AI-assisted Protocol Information Extraction For Improved Accuracy and Efficiency in Clinical Trial Workflows
- URL: http://arxiv.org/abs/2602.00052v1
- Date: Mon, 19 Jan 2026 18:38:36 GMT
- Title: AI-assisted Protocol Information Extraction For Improved Accuracy and Efficiency in Clinical Trial Workflows
- Authors: Ramtin Babaeipour, François Charest, Madison Wright,
- Abstract summary: Structuring protocol content into standard formats has the potential to improve efficiency, support documentation quality, and strengthen compliance.<n>We evaluate an Artificial Intelligence (AI) system using generative LLMs with RetrievalAugmented Generation (RAG) for automated clinical trial protocol information extraction.
- Score: 0.0
- License: http://creativecommons.org/licenses/by/4.0/
- Abstract: Increasing clinical trial protocol complexity, amendments, and challenges around knowledge management create significant burden for trial teams. Structuring protocol content into standard formats has the potential to improve efficiency, support documentation quality, and strengthen compliance. We evaluate an Artificial Intelligence (AI) system using generative LLMs with Retrieval-Augmented Generation (RAG) for automated clinical trial protocol information extraction. We compare the extraction accuracy of our clinical-trial-specific RAG process against that of publicly available (standalone) LLMs.

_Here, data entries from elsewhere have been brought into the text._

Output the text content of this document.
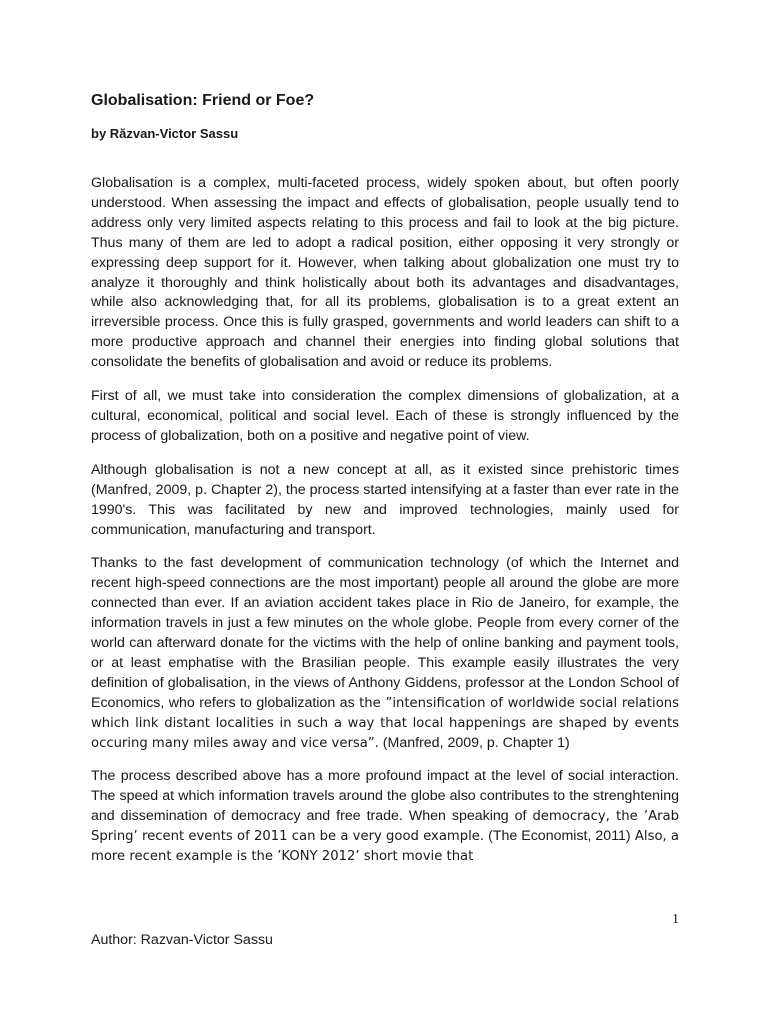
Globalisation: Friend or Foe?

by Răzvan-Victor Sassu

Globalisation is a complex, multi-faceted process, widely spoken about, but often poorly understood. When assessing the impact and effects of globalisation, people usually tend to address only very limited aspects relating to this process and fail to look at the big picture. Thus many of them are led to adopt a radical position, either opposing it very strongly or expressing deep support for it. However, when talking about globalization one must try to analyze it thoroughly and think holistically about both its advantages and disadvantages, while also acknowledging that, for all its problems, globalisation is to a great extent an irreversible process. Once this is fully grasped, governments and world leaders can shift to a more productive approach and channel their energies into finding global solutions that consolidate the benefits of globalisation and avoid or reduce its problems.

First of all, we must take into consideration the complex dimensions of globalization, at a cultural, economical, political and social level. Each of these is strongly influenced by the process of globalization, both on a positive and negative point of view.

Although globalisation is not a new concept at all, as it existed since prehistoric times (Manfred, 2009, p. Chapter 2), the process started intensifying at a faster than ever rate in the 1990's. This was facilitated by new and improved technologies, mainly used for communication, manufacturing and transport.

Thanks to the fast development of communication technology (of which the Internet and recent high-speed connections are the most important) people all around the globe are more connected than ever. If an aviation accident takes place in Rio de Janeiro, for example, the information travels in just a few minutes on the whole globe. People from every corner of the world can afterward donate for the victims with the help of online banking and payment tools, or at least emphatise with the Brasilian people. This example easily illustrates the very definition of globalisation, in the views of Anthony Giddens, professor at the London School of Economics, who refers to globalization as the ”intensification of worldwide social relations which link distant localities in such a way that local happenings are shaped by events occuring many miles away and vice versa”. (Manfred, 2009, p. Chapter 1)

The process described above has a more profound impact at the level of social interaction. The speed at which information travels around the globe also contributes to the strenghtening and dissemination of democracy and free trade. When speaking of democracy, the ’Arab Spring’ recent events of 2011 can be a very good example. (The Economist, 2011) Also, a more recent example is the ’KONY 2012’ short movie that

1
Author: Razvan-Victor Sassu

We also assess the operational impact of AI-assistance on simulated extraction CRC workflows. Our RAG process was measured as more accurate (87.8%) than standalone LLMs with fine-tuned prompts (62.6%) against expert-supported reference annotations. In the simulated extraction workflows, AI-assisted tasks were completed 40% faster, rated as less cognitively demanding and strongly preferred by users. While expert oversight remains essential, this suggests that AI-assisted extraction can enable protocol intelligence at scale, motivating the integration of similar methodologies into real world clinical workflows to further validate its impact on feasibility, study start-up, and post-activation monitoring.